Ces évolutions ont déjà des conséquences sur l'industrie "en particulier la fonte d'acier et d'aluminium, l'usinage et l'assemblage de pièces mécaniques spécifiques aux moteurs Diesel (buses d'injection, carters)", qui sont déjà "directement confrontés à des baisses de commandes de la part des constructeurs".

Selon les auteurs de l'étude, 6 établissements de fournisseurs et de sous-traitants, dont celui de Bosch à Rodez, sont déjà en "crise avérée à traiter d'urgence". Une trentaine d'autres sont "très fragilisés" et "sous le coup d'une menace grave et imminente". Au total, 5 500 emplois sont déjà en situation critique.

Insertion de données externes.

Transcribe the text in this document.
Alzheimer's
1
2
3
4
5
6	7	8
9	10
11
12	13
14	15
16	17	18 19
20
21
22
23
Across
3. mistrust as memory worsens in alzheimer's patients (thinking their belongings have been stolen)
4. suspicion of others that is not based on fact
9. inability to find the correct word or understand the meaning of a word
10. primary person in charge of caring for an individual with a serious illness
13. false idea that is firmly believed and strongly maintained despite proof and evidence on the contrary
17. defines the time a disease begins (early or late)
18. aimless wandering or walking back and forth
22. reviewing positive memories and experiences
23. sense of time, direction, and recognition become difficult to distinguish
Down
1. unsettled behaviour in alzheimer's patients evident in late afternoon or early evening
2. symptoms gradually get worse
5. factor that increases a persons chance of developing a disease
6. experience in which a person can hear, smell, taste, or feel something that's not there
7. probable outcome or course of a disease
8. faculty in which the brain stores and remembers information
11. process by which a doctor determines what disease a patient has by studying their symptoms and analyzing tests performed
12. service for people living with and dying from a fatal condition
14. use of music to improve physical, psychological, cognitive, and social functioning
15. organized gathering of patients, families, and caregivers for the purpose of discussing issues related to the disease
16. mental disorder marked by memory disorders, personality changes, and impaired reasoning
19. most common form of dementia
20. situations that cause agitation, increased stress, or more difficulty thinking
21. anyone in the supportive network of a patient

Ils annoncent également que les destructions d'emplois ne seront pas compensées par les nouveaux besoins liés aux motorisations dites "propres", sauf si "une véritable filière européenne et française des batteries" est créée.

L'étude recense aussi les nouvelles compétences liées aux véhicules électriques, connectés et autonomes. Entre 2018 et 2022, l'industrie automobile aura besoin de 25 000 nouvelles recrues par an, dont 8 000 ingénieurs, 6 000 techniciens et agents de maîtrise et 9 000 ouvriers formés en intelligence artificielle, Big Data, électronique de puissance ou robotisation.